Владимир Иванович надел пальто, шляпу, калоши, взял палку и, не глядя на подпрапорщика, подал ему руку.
Они вышли вместе в темные сени, где все так же и еще сильнее пахло теплым хлебом и дрожжами, и Гололобов отворил дверь на улицу.
— Прощайте, — еще раз сказал Владимир Иванович.
Подпрапорщик из темных сеней ответил:
— Прощайте.
Владимир Иванович, осторожно ощупывая палкой, грузно спустился с крыльца.
— Смотрите не вздумайте и вправду того… от скуки! — весело, как ему казалось, но на самом деле вовсе не весело, сказал Владимир Иванович.
— Я сказал, что таковы мои убеждения… — Глупости! Прощайте! — почти со злобой закричал Владимир Иванович и чуть не бегом пустился от крыльца.
II
Владимир Иванович слышал, как стукнула дверь, и поспешно зашагал по улице.
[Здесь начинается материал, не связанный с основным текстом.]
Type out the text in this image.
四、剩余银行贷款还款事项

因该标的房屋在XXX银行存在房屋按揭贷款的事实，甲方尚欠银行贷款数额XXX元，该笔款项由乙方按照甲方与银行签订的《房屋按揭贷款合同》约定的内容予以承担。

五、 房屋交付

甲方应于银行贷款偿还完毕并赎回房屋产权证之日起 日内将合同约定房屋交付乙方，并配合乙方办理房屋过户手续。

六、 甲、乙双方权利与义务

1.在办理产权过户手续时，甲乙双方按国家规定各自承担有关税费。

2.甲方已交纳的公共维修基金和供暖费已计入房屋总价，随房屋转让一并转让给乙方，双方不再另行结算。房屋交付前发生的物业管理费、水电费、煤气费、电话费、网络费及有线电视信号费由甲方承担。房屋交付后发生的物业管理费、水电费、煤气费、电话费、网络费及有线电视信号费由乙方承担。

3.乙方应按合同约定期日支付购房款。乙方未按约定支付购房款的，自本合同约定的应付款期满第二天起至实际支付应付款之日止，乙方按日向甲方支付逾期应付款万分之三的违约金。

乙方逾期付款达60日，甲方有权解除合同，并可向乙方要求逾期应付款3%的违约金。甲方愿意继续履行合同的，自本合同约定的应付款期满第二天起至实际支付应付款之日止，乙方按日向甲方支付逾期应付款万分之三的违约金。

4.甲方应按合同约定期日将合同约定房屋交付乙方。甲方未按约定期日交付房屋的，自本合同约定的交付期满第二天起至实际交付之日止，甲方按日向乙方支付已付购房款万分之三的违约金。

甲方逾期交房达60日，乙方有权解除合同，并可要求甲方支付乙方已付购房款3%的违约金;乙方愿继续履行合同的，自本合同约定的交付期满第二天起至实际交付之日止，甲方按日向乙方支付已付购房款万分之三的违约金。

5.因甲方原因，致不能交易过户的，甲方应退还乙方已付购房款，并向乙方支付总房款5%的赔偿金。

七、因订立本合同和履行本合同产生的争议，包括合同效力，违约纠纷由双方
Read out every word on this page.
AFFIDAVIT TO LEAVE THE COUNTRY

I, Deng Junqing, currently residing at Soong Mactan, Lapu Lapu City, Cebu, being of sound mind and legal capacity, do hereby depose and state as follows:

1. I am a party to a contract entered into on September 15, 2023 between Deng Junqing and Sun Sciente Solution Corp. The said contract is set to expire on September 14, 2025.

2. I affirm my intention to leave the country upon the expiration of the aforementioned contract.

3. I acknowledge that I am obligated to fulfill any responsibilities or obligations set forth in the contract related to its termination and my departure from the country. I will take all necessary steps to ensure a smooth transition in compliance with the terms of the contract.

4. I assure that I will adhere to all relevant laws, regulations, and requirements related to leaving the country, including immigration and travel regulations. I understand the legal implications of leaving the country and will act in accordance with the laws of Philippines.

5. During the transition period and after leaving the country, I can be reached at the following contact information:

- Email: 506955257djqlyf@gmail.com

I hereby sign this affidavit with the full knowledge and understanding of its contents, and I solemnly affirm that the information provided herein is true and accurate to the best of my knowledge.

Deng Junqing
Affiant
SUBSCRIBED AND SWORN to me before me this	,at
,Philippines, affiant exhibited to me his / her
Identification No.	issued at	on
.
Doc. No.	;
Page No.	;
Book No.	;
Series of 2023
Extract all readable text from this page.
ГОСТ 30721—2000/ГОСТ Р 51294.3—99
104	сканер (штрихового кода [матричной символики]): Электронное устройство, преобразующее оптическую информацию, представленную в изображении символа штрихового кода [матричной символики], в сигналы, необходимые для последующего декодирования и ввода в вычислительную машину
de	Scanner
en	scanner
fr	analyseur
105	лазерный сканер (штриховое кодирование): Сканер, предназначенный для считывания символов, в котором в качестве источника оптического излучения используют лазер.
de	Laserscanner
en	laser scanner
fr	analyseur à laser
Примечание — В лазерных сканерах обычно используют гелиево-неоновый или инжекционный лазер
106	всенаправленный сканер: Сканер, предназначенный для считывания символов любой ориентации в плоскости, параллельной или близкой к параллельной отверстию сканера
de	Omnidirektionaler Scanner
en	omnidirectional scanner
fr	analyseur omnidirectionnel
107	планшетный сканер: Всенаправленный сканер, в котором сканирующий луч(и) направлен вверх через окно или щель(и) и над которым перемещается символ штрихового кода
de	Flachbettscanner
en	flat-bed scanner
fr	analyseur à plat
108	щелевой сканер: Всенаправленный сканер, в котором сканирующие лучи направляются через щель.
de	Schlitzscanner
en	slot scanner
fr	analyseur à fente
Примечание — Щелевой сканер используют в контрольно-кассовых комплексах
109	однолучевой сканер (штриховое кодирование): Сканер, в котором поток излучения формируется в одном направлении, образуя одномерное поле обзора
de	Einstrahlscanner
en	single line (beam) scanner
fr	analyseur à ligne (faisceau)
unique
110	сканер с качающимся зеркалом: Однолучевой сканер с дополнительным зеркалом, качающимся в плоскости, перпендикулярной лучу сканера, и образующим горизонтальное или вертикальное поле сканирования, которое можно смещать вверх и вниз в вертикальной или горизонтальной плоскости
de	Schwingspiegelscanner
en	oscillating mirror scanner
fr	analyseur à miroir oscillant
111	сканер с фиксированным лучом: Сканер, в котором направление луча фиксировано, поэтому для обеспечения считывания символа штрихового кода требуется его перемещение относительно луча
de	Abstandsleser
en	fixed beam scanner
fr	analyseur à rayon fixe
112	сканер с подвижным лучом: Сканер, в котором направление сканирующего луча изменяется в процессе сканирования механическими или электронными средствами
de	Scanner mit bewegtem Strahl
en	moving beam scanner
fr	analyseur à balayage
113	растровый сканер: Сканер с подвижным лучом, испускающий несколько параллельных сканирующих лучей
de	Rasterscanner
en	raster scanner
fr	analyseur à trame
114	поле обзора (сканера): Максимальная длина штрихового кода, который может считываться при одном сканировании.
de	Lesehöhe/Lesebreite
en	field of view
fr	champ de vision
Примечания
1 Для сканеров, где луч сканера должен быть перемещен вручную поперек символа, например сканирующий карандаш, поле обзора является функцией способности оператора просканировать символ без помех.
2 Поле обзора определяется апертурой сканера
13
Дождь усилился, и ветер тоже. Но Владимиру Ивановичу это было приятно, и он даже сдвинул фуражку на затылок. Лоб у него был тяжелый и потный.
Раз он оглянулся и уже далеко позади увидел красноватую точку освещенного окна, неподвижно стоявшую в темной мгле ночного дождя.
— Черт знает что такое! — недоуменно повторял сам себе Владимир Иванович, звучно шлепая по лужам и чувствуя, что правый ботинок весь в воде.